Treatment with pravastatin has resulted in substantial reductions in total and LDL-cholesterol, VLDL-cholesterol, triglyceride, and non-HDL-cholesterol concentrations. In several small double-blind, crossover studies in a limited number of patients with primary dysbetalipoproteinemia who received pravastatin 40 mg daily, total cholesterol, LDL-cholesterol, VLDL-cholesterol, triglyceride, and non-HDL-cholesterol concentrations decreased by 31-33, 30-41, 36-44, 12-24, and 36-37%, respectively.
Pravastatin is used as an adjunct to nondrug therapies (e.g., dietary management) in the treatment of elevated serum triglyceride concentrations (Fredrickson type IV). AHA states that although statins have consistently shown benefit in subgroups with or without high triglyceride concentrations, fibric acid derivatives have more commonly been shown to provide greater benefit in subgroups with increased triglyceride concentrations.

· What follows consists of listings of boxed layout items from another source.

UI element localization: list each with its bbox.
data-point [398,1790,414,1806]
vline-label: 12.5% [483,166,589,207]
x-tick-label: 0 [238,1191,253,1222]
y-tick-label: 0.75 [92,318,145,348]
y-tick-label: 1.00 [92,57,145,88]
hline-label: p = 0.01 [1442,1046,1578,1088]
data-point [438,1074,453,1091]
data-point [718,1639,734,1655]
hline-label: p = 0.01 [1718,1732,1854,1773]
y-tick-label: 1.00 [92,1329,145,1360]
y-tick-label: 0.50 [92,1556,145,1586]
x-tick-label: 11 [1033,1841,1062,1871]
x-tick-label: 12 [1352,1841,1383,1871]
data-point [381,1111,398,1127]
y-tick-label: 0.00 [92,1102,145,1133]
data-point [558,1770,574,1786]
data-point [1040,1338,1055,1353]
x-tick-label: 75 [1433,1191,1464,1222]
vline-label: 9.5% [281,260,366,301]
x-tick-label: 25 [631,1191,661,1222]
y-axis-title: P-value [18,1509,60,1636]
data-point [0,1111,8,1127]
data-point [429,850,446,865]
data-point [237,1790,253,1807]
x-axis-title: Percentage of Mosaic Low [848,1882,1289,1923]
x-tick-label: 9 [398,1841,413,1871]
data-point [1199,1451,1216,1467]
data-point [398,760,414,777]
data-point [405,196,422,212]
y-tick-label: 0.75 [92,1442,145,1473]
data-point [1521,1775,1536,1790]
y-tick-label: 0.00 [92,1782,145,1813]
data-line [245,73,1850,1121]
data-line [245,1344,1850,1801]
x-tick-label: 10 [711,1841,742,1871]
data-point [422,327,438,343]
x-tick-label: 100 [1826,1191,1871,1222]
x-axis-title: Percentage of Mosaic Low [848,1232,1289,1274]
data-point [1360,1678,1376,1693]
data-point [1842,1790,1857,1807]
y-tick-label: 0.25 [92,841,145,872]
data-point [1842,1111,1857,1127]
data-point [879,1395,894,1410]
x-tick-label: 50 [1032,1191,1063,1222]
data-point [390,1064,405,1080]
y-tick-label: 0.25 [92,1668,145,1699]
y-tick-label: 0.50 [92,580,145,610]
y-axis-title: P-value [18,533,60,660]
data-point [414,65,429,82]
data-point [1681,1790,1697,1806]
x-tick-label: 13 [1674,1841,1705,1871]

Mean reductions in total cholesterol concentrations of 22%, LDL-cholesterol concentrations of 32%, triglyceride concentrations of 21%, and non-HDL-cholesterol concentrations of 27% have been reported in a subgroup analysis of a double-blind, placebo-controlled study in patients with hypertriglyceridemia who received 40 mg of pravastatin daily for a median of 4.9 years. Modest increases in HDL-cholesterol concentrations (7%) also were observed in these patients.
Pravastatin has been shown to slow the progression and/or induce regression of atherosclerosis in a few patients without clinical evidence of CHD who had mild to moderate elevations of LDL-cholesterol.The drug also has reduced transient myocardial ischemia in male patients with clinical evidence of CHD or unstable angina pectoris.
While some statins have been shown to reduce the rate of restenosis following coronary stent implantation, pravastatin has not been shown to reduce the incidence of restenosis in patients undergoing coronary balloon angioplasty.
Pravastatin has reduced total and LDL-cholesterol concentrations in patients with hypercholesterolemia associated with or exacerbated by diabetes mellitus (diabetic dyslipidemia), cardiac or liver transplantation, or nephrotic syndrome (nephrotic hyperlipidemia).
For additional information on the role of pravastatin or other statins in the treatment of lipoprotein disorders, prevention of cardiovascular events, or other uses, see General Principles of Antilipemic Therapy and see Uses in the HMG-CoA Reductase Inhibitors General Statement 24:06.08.